School Board Seeks Clarification On Ownership, Usage Of ‘City Lights’ Funds
By Brandon Reed
The Commerce Board of Education is trying to figure out how to handle the money raised by the City Lights Festival.
According to finance director Ann Stokey, proceeds from the City Lights Festival were given to the school system in the past for safe keeping, with the intention being to use the funds to help build a fine arts facility.
The problem, she says, is there are no documents that can be found that indicate what the money is for, or who the money belongs to.
The money actually came from two sources. Proceeds from the City Lights Festival up until last year when it became the City Lights Downtown Festival went toward the construction of a Bill Anderson Center for the Performing Arts, named after the country music legend whose star-studded concerts were the centerpiece of the festival. The organizing group was an unofficial entity, and Anderson and the committee are not connected to the current City Lights Downtown Festival. But the Commerce City Council also voted to give to the fund the (approximately) $215,000 insurance repayment of money stolen by former (and late) police chief George Grimes. At the end of May, the account held just under $470,000.
The board directed Superintendent Dr. James E. “Mac” McCoy to contact the city of Commerce, asking for a letter stating what the funds were for and how they can be used.
Stokey said another possibility is that the school system could return the money to the city, and let the city decide what to do with the funds. The options would include returning the money to the school system to assist in the planned high school auditorium, or possibly the city building a stand-alone facility.
Stokey said the state’s auditors have questioned why the money is on the board’s books.
Also on Monday night, McCoy updated the board on the construction of the “practice gym” for the high school. The facility is planned for construction next to the football field, and will be utilized for a concession stand, restroom and locker room facilities. It would also serve as the interim gym during the construction of the new high school.
“We’ve met with band boosters, athletic directors and administrators, and everyone is in agreement that if we can get it as close to the field as possible, that would be the best thing to do,” McCoy said.
McCoy said he would meet with the engineers with Robertson Loia Roof to discuss the site plan.
In other business:
•The board approved a spending resolution to allow the system to move into the next fiscal year.

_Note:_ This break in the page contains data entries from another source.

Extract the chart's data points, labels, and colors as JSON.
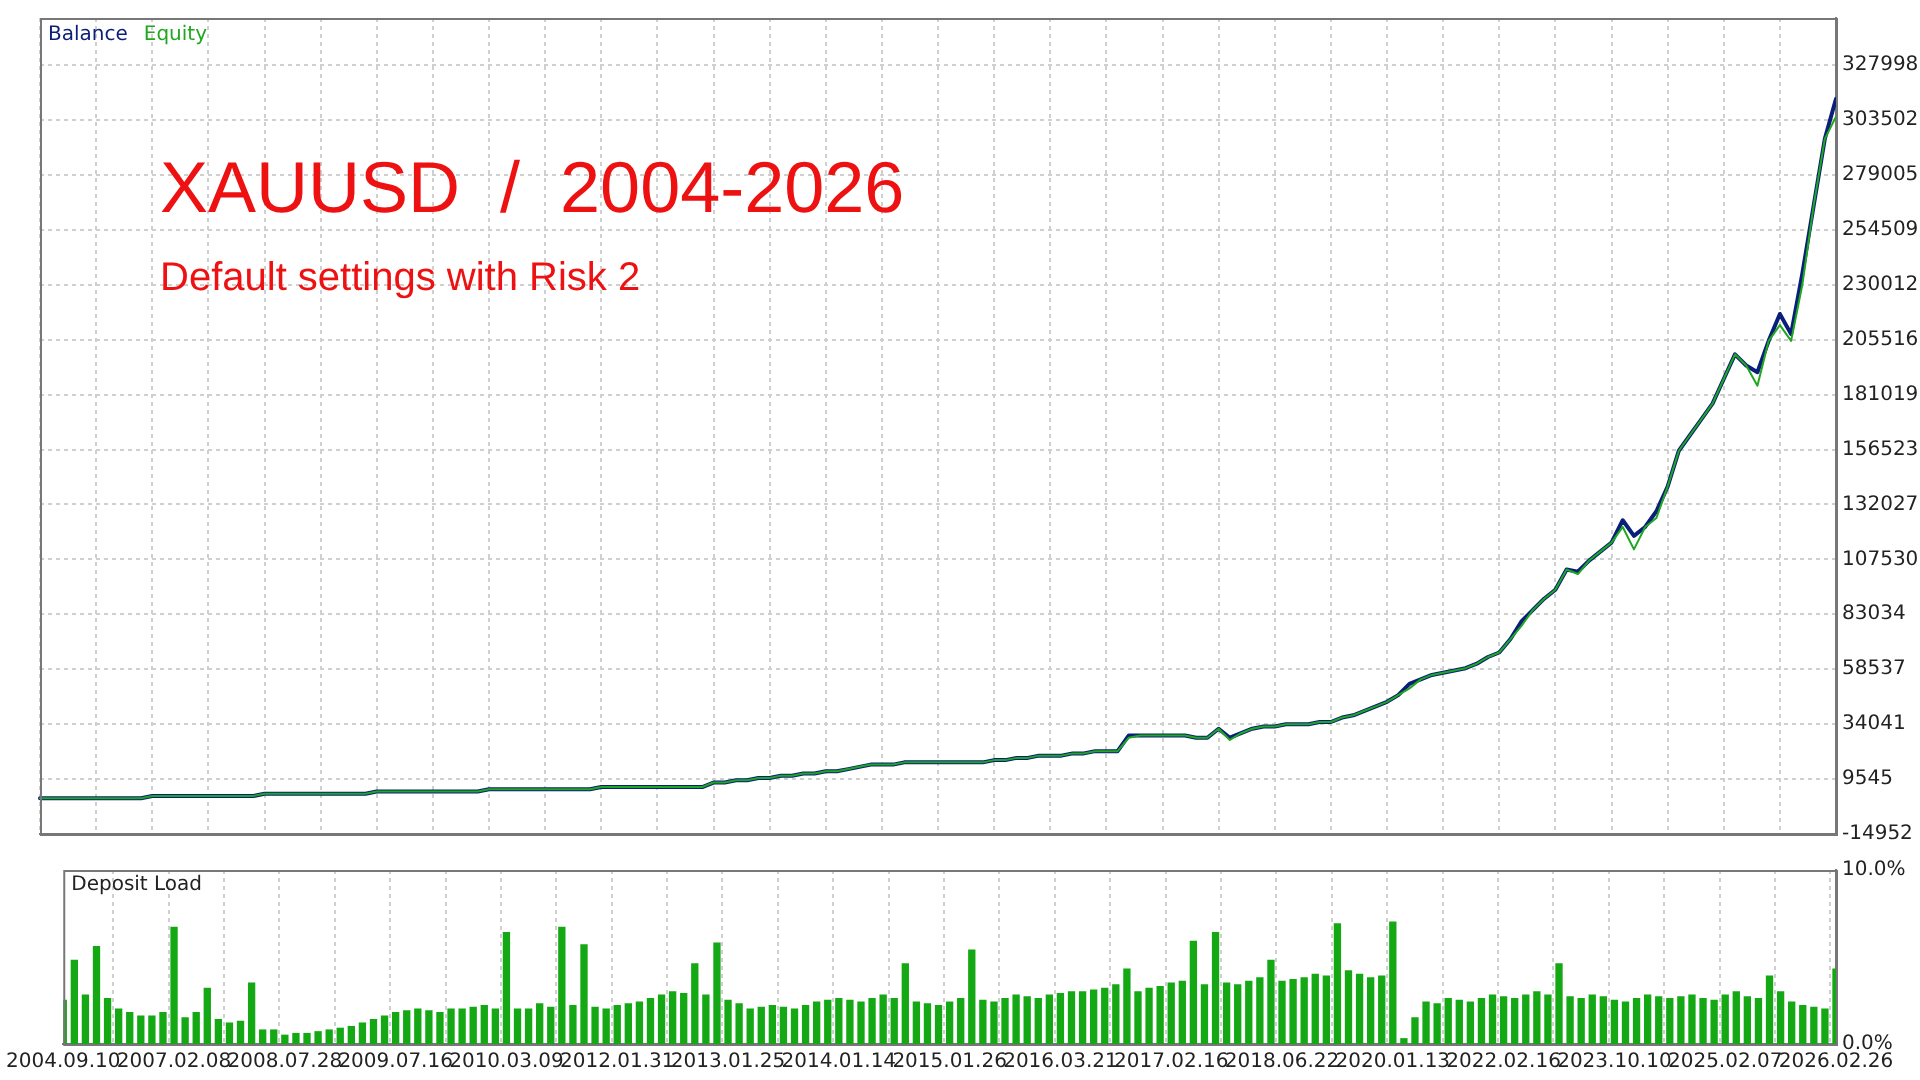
{
  "chart_data": [
    {
      "type": "line",
      "title": "XAUUSD  /  2004-2026",
      "subtitle": "Default settings with Risk 2",
      "legend": "top left",
      "grid": true,
      "tick_labels": "y",
      "categories": [
        null,
        null,
        null,
        null,
        null,
        null,
        null,
        null,
        null,
        null,
        null,
        null,
        null,
        null,
        null,
        null,
        null,
        null,
        null,
        null,
        null,
        null,
        null,
        null,
        null,
        null,
        null,
        null,
        null,
        null,
        null,
        null,
        null,
        null,
        null,
        null,
        null,
        null,
        null,
        null,
        null,
        null,
        null,
        null,
        null,
        null,
        null,
        null,
        null,
        null,
        null,
        null,
        null,
        null,
        null,
        null,
        null,
        null,
        null,
        null,
        null,
        null,
        null,
        null,
        null,
        null,
        null,
        null,
        null,
        null,
        null,
        null,
        null,
        null,
        null,
        null,
        null,
        null,
        null,
        null,
        null,
        null,
        null,
        null,
        null,
        null,
        null,
        null,
        null,
        null,
        null,
        null,
        null,
        null,
        null,
        null,
        null,
        null,
        null,
        null,
        null,
        null,
        null,
        null,
        null,
        null,
        null,
        null,
        null,
        null,
        null,
        null,
        null,
        null,
        null,
        null,
        null,
        null,
        null,
        null,
        null,
        null,
        null,
        null,
        null,
        null,
        null,
        null,
        null,
        null,
        null,
        null,
        null,
        null,
        null,
        null,
        null,
        null,
        null,
        null,
        null,
        null,
        null,
        null,
        null,
        null,
        null,
        null,
        null,
        null,
        null,
        null,
        null,
        null,
        null,
        null,
        null,
        null,
        null,
        null,
        null
      ],
      "series": [
        {
          "name": "Balance",
          "color": "#0a1f78",
          "values": [
            1000,
            1000,
            1000,
            1000,
            1000,
            1000,
            1000,
            1000,
            1000,
            1000,
            2000,
            2000,
            2000,
            2000,
            2000,
            2000,
            2000,
            2000,
            2000,
            2000,
            3000,
            3000,
            3000,
            3000,
            3000,
            3000,
            3000,
            3000,
            3000,
            3000,
            4000,
            4000,
            4000,
            4000,
            4000,
            4000,
            4000,
            4000,
            4000,
            4000,
            5000,
            5000,
            5000,
            5000,
            5000,
            5000,
            5000,
            5000,
            5000,
            5000,
            6000,
            6000,
            6000,
            6000,
            6000,
            6000,
            6000,
            6000,
            6000,
            6000,
            8000,
            8000,
            9000,
            9000,
            10000,
            10000,
            11000,
            11000,
            12000,
            12000,
            13000,
            13000,
            14000,
            15000,
            16000,
            16000,
            16000,
            17000,
            17000,
            17000,
            17000,
            17000,
            17000,
            17000,
            17000,
            18000,
            18000,
            19000,
            19000,
            20000,
            20000,
            20000,
            21000,
            21000,
            22000,
            22000,
            22000,
            29000,
            29000,
            29000,
            29000,
            29000,
            29000,
            28000,
            28000,
            32000,
            28000,
            30000,
            32000,
            33000,
            33000,
            34000,
            34000,
            34000,
            35000,
            35000,
            37000,
            38000,
            40000,
            42000,
            44000,
            47000,
            52000,
            54000,
            56000,
            57000,
            58000,
            59000,
            61000,
            64000,
            66000,
            72000,
            80000,
            85000,
            90000,
            94000,
            103000,
            102000,
            107000,
            111000,
            115000,
            125000,
            118000,
            122000,
            129000,
            140000,
            156000,
            163000,
            170000,
            177000,
            188000,
            199000,
            194000,
            191000,
            205000,
            217000,
            208000,
            235000,
            265000,
            295000,
            313000
          ]
        },
        {
          "name": "Equity",
          "color": "#1fa81f",
          "values": [
            1000,
            1000,
            1000,
            1000,
            1000,
            1000,
            1000,
            1000,
            1000,
            1000,
            2000,
            2000,
            2000,
            2000,
            2000,
            2000,
            2000,
            2000,
            2000,
            2000,
            3000,
            3000,
            3000,
            3000,
            3000,
            3000,
            3000,
            3000,
            3000,
            3000,
            4000,
            4000,
            4000,
            4000,
            4000,
            4000,
            4000,
            4000,
            4000,
            4000,
            5000,
            5000,
            5000,
            5000,
            5000,
            5000,
            5000,
            5000,
            5000,
            5000,
            6000,
            6000,
            6000,
            6000,
            6000,
            6000,
            6000,
            6000,
            6000,
            6000,
            8000,
            8000,
            9000,
            9000,
            10000,
            10000,
            11000,
            11000,
            12000,
            12000,
            13000,
            13000,
            14000,
            15000,
            16000,
            16000,
            16000,
            17000,
            17000,
            17000,
            17000,
            17000,
            17000,
            17000,
            17000,
            18000,
            18000,
            19000,
            19000,
            20000,
            20000,
            20000,
            21000,
            21000,
            22000,
            22000,
            22000,
            28000,
            29000,
            29000,
            29000,
            29000,
            29000,
            28000,
            28000,
            32000,
            27000,
            30000,
            32000,
            33000,
            33000,
            34000,
            34000,
            34000,
            35000,
            35000,
            37000,
            38000,
            40000,
            42000,
            44000,
            47000,
            50000,
            54000,
            56000,
            57000,
            58000,
            59000,
            61000,
            64000,
            66000,
            72000,
            78000,
            85000,
            90000,
            94000,
            103000,
            101000,
            107000,
            111000,
            115000,
            122000,
            112000,
            122000,
            126000,
            140000,
            156000,
            163000,
            170000,
            177000,
            188000,
            199000,
            194000,
            185000,
            205000,
            212000,
            205000,
            230000,
            265000,
            295000,
            305000
          ]
        }
      ],
      "ylim": [
        -14952,
        349000
      ],
      "yticks": [
        -14952,
        9545,
        34041,
        58537,
        83034,
        107530,
        132027,
        156523,
        181019,
        205516,
        230012,
        254509,
        279005,
        303502,
        327998
      ]
    },
    {
      "type": "bar",
      "title": "Deposit Load",
      "color": "#14a814",
      "grid": "x",
      "categories": [
        "2004.09.10",
        null,
        null,
        null,
        null,
        null,
        null,
        null,
        null,
        null,
        "2007.02.08",
        null,
        null,
        null,
        null,
        null,
        null,
        null,
        null,
        null,
        "2008.07.28",
        null,
        null,
        null,
        null,
        null,
        null,
        null,
        null,
        null,
        "2009.07.16",
        null,
        null,
        null,
        null,
        null,
        null,
        null,
        null,
        null,
        "2010.03.09",
        null,
        null,
        null,
        null,
        null,
        null,
        null,
        null,
        null,
        "2012.01.31",
        null,
        null,
        null,
        null,
        null,
        null,
        null,
        null,
        null,
        "2013.01.25",
        null,
        null,
        null,
        null,
        null,
        null,
        null,
        null,
        null,
        "2014.01.14",
        null,
        null,
        null,
        null,
        null,
        null,
        null,
        null,
        null,
        "2015.01.26",
        null,
        null,
        null,
        null,
        null,
        null,
        null,
        null,
        null,
        "2016.03.21",
        null,
        null,
        null,
        null,
        null,
        null,
        null,
        null,
        null,
        "2017.02.16",
        null,
        null,
        null,
        null,
        null,
        null,
        null,
        null,
        null,
        "2018.06.22",
        null,
        null,
        null,
        null,
        null,
        null,
        null,
        null,
        null,
        "2020.01.13",
        null,
        null,
        null,
        null,
        null,
        null,
        null,
        null,
        null,
        "2022.02.16",
        null,
        null,
        null,
        null,
        null,
        null,
        null,
        null,
        null,
        "2023.10.10",
        null,
        null,
        null,
        null,
        null,
        null,
        null,
        null,
        null,
        "2025.02.07",
        null,
        null,
        null,
        null,
        null,
        null,
        null,
        null,
        null,
        "2026.02.26"
      ],
      "values": [
        2.5,
        4.8,
        2.8,
        5.6,
        2.6,
        2.0,
        1.8,
        1.6,
        1.6,
        1.8,
        6.7,
        1.5,
        1.8,
        3.2,
        1.4,
        1.2,
        1.3,
        3.5,
        0.8,
        0.8,
        0.5,
        0.6,
        0.6,
        0.7,
        0.8,
        0.9,
        1.0,
        1.2,
        1.4,
        1.6,
        1.8,
        1.9,
        2.0,
        1.9,
        1.8,
        2.0,
        2.0,
        2.1,
        2.2,
        2.0,
        6.4,
        2.0,
        2.0,
        2.3,
        2.1,
        6.7,
        2.2,
        5.7,
        2.1,
        2.0,
        2.2,
        2.3,
        2.4,
        2.6,
        2.8,
        3.0,
        2.9,
        4.6,
        2.8,
        5.8,
        2.5,
        2.3,
        2.0,
        2.1,
        2.2,
        2.1,
        2.0,
        2.2,
        2.4,
        2.5,
        2.6,
        2.5,
        2.4,
        2.6,
        2.8,
        2.6,
        4.6,
        2.4,
        2.3,
        2.2,
        2.4,
        2.6,
        5.4,
        2.5,
        2.4,
        2.6,
        2.8,
        2.7,
        2.6,
        2.8,
        2.9,
        3.0,
        3.0,
        3.1,
        3.2,
        3.4,
        4.3,
        3.0,
        3.2,
        3.3,
        3.5,
        3.6,
        5.9,
        3.4,
        6.4,
        3.5,
        3.4,
        3.6,
        3.8,
        4.8,
        3.6,
        3.7,
        3.8,
        4.0,
        3.9,
        6.9,
        4.2,
        4.0,
        3.8,
        3.9,
        7.0,
        0.3,
        1.5,
        2.4,
        2.3,
        2.6,
        2.5,
        2.4,
        2.6,
        2.8,
        2.7,
        2.6,
        2.8,
        3.0,
        2.8,
        4.6,
        2.7,
        2.6,
        2.8,
        2.7,
        2.5,
        2.4,
        2.6,
        2.8,
        2.7,
        2.6,
        2.7,
        2.8,
        2.6,
        2.5,
        2.8,
        3.0,
        2.7,
        2.6,
        3.9,
        3.0,
        2.4,
        2.2,
        2.1,
        2.0,
        4.3
      ],
      "ylim": [
        0,
        10
      ],
      "yticks": [
        {
          "value": 0,
          "label": "0.0%"
        },
        {
          "value": 10,
          "label": "10.0%"
        }
      ]
    }
  ]
}
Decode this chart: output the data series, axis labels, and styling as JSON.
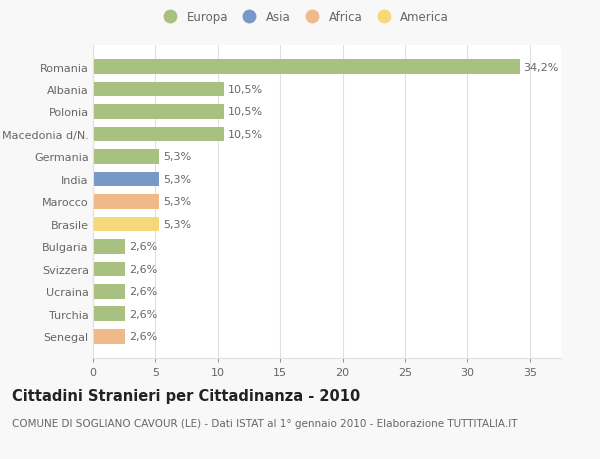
{
  "categories": [
    "Senegal",
    "Turchia",
    "Ucraina",
    "Svizzera",
    "Bulgaria",
    "Brasile",
    "Marocco",
    "India",
    "Germania",
    "Macedonia d/N.",
    "Polonia",
    "Albania",
    "Romania"
  ],
  "values": [
    2.6,
    2.6,
    2.6,
    2.6,
    2.6,
    5.3,
    5.3,
    5.3,
    5.3,
    10.5,
    10.5,
    10.5,
    34.2
  ],
  "labels": [
    "2,6%",
    "2,6%",
    "2,6%",
    "2,6%",
    "2,6%",
    "5,3%",
    "5,3%",
    "5,3%",
    "5,3%",
    "10,5%",
    "10,5%",
    "10,5%",
    "34,2%"
  ],
  "colors": [
    "#f0b98a",
    "#a8c080",
    "#a8c080",
    "#a8c080",
    "#a8c080",
    "#f5d87a",
    "#f0b98a",
    "#7898c8",
    "#a8c080",
    "#a8c080",
    "#a8c080",
    "#a8c080",
    "#a8c080"
  ],
  "legend_labels": [
    "Europa",
    "Asia",
    "Africa",
    "America"
  ],
  "legend_colors": [
    "#a8c080",
    "#7898c8",
    "#f0b98a",
    "#f5d87a"
  ],
  "title": "Cittadini Stranieri per Cittadinanza - 2010",
  "subtitle": "COMUNE DI SOGLIANO CAVOUR (LE) - Dati ISTAT al 1° gennaio 2010 - Elaborazione TUTTITALIA.IT",
  "xlim": [
    0,
    37.5
  ],
  "xticks": [
    0,
    5,
    10,
    15,
    20,
    25,
    30,
    35
  ],
  "bg_color": "#f8f8f8",
  "plot_bg_color": "#ffffff",
  "grid_color": "#e0e0e0",
  "text_color": "#666666",
  "title_color": "#222222",
  "title_fontsize": 10.5,
  "subtitle_fontsize": 7.5,
  "label_fontsize": 8,
  "tick_fontsize": 8,
  "legend_fontsize": 8.5
}
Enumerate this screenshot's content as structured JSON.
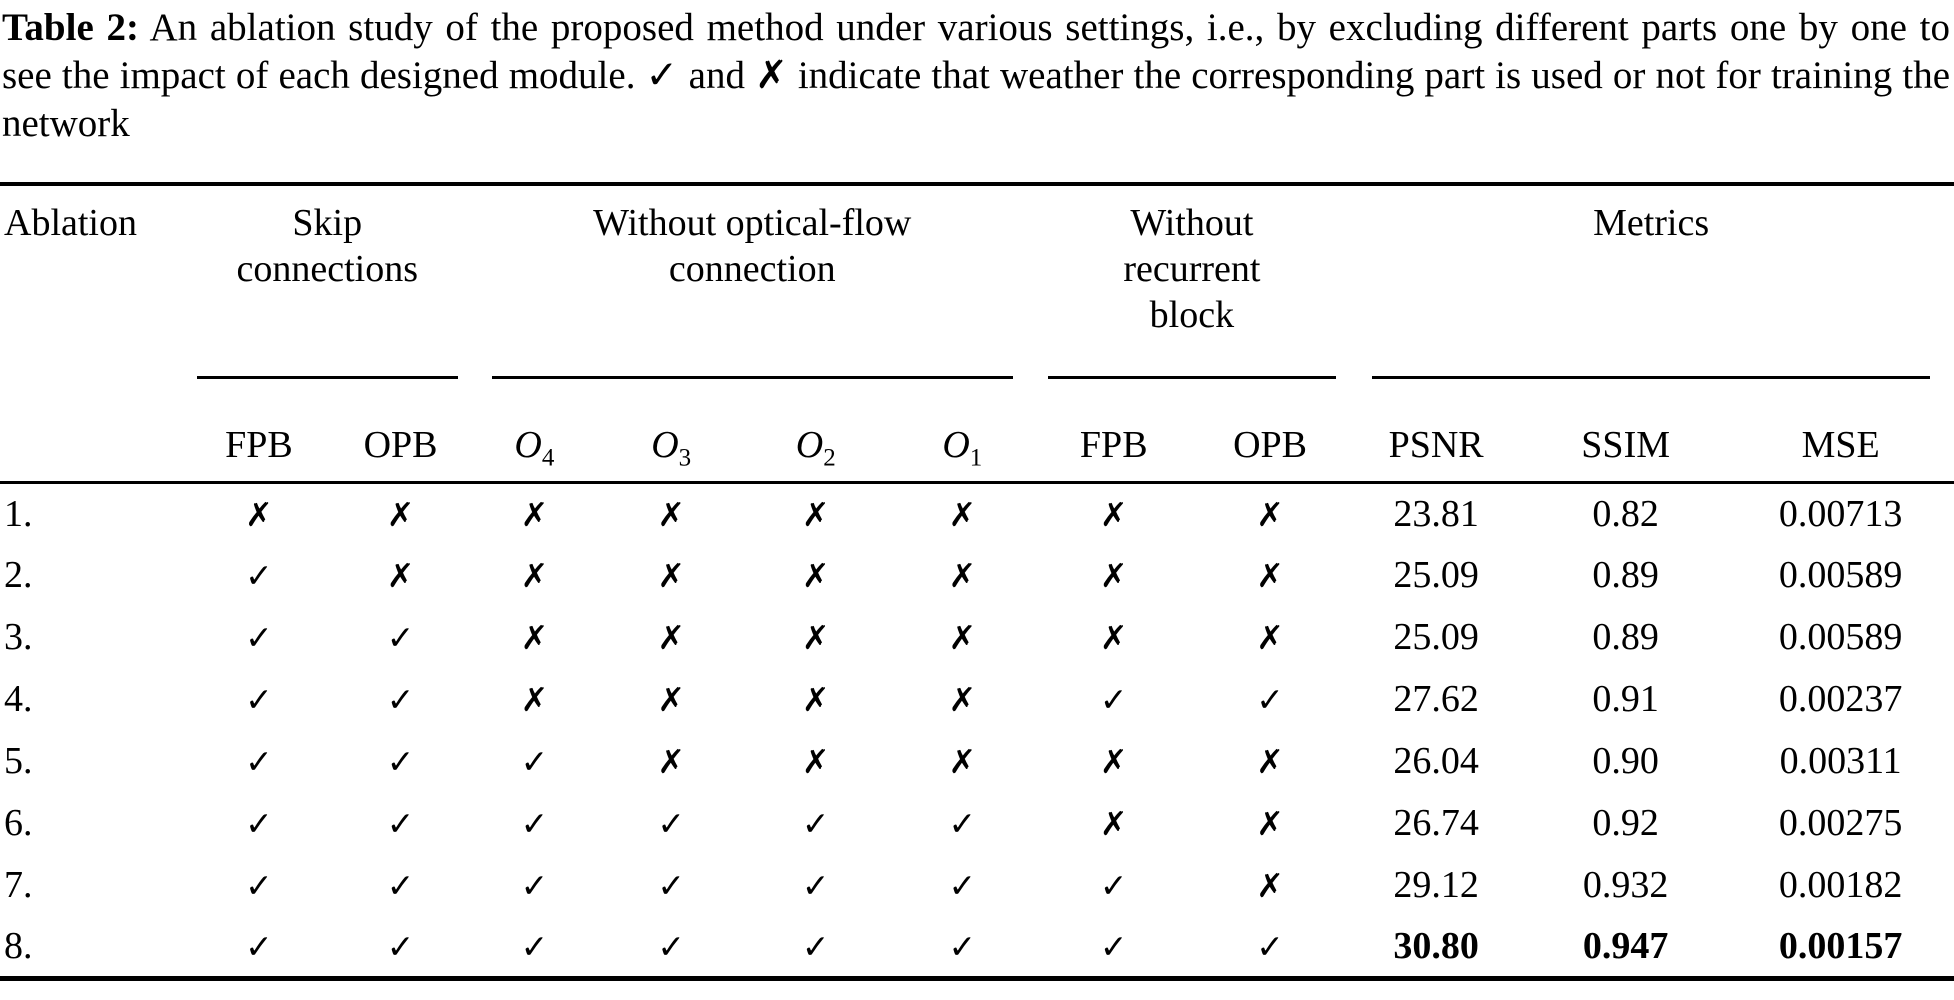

A line item budget has been prepared, but McCoy said the system is waiting on the tax digest from the county.
•McCoy told the board that the SPLOST deposits for May totaled $118,068, with an overall total of $1.5 million.
“We have enough in our SPLOST account to pay for the first five payments of our bond referendum,” McCoy said. “That takes care of almost two and a half years, so far.”
•The board went into a closed meeting for just over one hour. After coming out of the closed meeting, the board voted to approve several new hires, including Trudy Smith a second grade teacher; Laura Anderson as a second grade teacher; and Kim McCarthy as a special education teacher for CMS. They also approved three resignations, including Myra Hill, Melissa Graham and Blake Rodenroth.
Also at Monday night’s meeting, the board held its annual evaluation of McCoy. Dr. Paul Sergent, chairman, said the evaluation was satisfactory, and that McCoy’s contract has been extended for another year.